Önünde sonunda, hangi enstrümanları hangi amaçlarla kullanırlarsa kullansınlar, Yeni Sinsiyet tipolojisi ve nemalanıcıları kendilerini sağlama bağlayacakları bir ayrıcalık katmanını arzu etmektedir, bu durum gün gibi ortadadır. Arzu edilen kalıcılık ve müstahkem mevki bizzat statükonun tanımında vücut bulmaktadır. Ancak, bir amaç olarak düşündüğümüzde seçkinlik, Yeni Sinsiyet’in diğer stratejik amaçlarıyla karşılaştırıldığında gerçekleşmesi ve projelendirmesi en zor olanıdır.

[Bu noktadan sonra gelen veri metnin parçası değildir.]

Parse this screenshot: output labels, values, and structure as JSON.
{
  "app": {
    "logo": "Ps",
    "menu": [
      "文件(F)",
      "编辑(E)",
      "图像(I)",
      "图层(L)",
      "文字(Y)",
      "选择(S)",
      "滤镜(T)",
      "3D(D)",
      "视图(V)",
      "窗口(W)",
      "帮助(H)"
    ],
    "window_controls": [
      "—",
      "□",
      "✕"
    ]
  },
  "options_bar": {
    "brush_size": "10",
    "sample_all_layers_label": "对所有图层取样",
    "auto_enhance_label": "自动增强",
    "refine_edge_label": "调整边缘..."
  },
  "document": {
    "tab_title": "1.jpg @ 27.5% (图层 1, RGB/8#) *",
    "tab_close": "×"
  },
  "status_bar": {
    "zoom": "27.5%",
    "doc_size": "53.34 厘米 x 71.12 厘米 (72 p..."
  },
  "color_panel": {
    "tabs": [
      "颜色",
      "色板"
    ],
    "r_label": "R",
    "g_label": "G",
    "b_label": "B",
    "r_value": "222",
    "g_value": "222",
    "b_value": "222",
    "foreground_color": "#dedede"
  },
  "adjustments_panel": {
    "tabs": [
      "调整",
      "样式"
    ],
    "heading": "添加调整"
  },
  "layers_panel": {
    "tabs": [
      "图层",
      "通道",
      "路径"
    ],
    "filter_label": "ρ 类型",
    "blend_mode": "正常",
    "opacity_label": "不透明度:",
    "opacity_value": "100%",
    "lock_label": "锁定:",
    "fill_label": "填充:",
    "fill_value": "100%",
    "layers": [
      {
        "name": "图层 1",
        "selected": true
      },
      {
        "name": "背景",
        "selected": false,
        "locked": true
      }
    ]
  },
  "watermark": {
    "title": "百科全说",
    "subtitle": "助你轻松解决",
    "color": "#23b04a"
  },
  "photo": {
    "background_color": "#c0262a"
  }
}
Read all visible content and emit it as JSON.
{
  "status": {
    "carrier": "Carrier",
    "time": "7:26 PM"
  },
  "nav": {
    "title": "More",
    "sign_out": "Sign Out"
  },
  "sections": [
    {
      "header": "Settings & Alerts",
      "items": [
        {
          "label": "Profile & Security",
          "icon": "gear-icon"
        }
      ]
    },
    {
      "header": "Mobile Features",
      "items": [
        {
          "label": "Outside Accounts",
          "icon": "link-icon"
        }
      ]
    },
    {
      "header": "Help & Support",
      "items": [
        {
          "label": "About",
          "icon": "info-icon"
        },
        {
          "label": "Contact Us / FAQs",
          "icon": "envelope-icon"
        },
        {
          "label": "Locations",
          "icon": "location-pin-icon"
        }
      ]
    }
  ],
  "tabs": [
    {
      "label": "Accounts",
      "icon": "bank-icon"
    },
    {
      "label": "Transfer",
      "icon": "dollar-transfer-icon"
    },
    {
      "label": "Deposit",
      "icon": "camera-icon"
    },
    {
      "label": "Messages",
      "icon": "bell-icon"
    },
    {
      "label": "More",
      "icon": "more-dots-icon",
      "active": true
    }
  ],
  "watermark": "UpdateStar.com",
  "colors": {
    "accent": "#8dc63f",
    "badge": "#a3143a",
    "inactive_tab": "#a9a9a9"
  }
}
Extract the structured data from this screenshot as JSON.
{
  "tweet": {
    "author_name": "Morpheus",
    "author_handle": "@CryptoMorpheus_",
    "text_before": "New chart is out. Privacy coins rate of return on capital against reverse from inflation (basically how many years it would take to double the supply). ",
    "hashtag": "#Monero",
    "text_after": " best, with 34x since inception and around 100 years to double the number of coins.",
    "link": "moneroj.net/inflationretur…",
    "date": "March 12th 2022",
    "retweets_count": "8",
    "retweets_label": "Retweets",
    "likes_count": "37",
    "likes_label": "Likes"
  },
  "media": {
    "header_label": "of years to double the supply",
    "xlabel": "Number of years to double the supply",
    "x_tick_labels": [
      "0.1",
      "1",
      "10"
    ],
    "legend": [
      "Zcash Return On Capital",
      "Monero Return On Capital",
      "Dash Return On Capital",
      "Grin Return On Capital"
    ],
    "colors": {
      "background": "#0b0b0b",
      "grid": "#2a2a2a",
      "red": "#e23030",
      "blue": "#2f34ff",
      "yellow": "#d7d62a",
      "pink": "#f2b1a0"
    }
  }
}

Bu kapsamda aklıma hemen şu sorular geliyor: Kalıcılığı ve sürdürülebilirliği açısından Yeni Sinsiyet’in yeni bir seçkinlik katmanını oluşturabilmesi ya da bu yöndeki enstrümanları kullanabilmesi için yeterli zamanı ve liyakatı var mıdır? Konu “seçkinlik” olduğunda bir taşla iki kuş -eşanlı olarak- kolayca vurulabilmekte midir? Seçkinler kültürel dezenformasyon hilelerine -cehalet alanında olduğu gibi, hemencecik- kanmakta mıdır? Seçkinlik, kendi tanımı gereği ayrıcalıklı ve farklı odaklar, biricik uğraşılar sonucunda oluşmaz mı? Yeni Sinsiyet’in nemalanıcıları bu odak uğraşıların içinde bulunarak ayrıcalık arayışında göründüğünde, cehalet alanındaki huzursuzluk artmayacak mıdır? Ayrıcalıklı uğraşılardaki “eşsiz” ve “paha biçilemez” öğeler yani kültürel sermaye, diğer her şeyle eşanlı olarak nasıl el değiştirilebilir?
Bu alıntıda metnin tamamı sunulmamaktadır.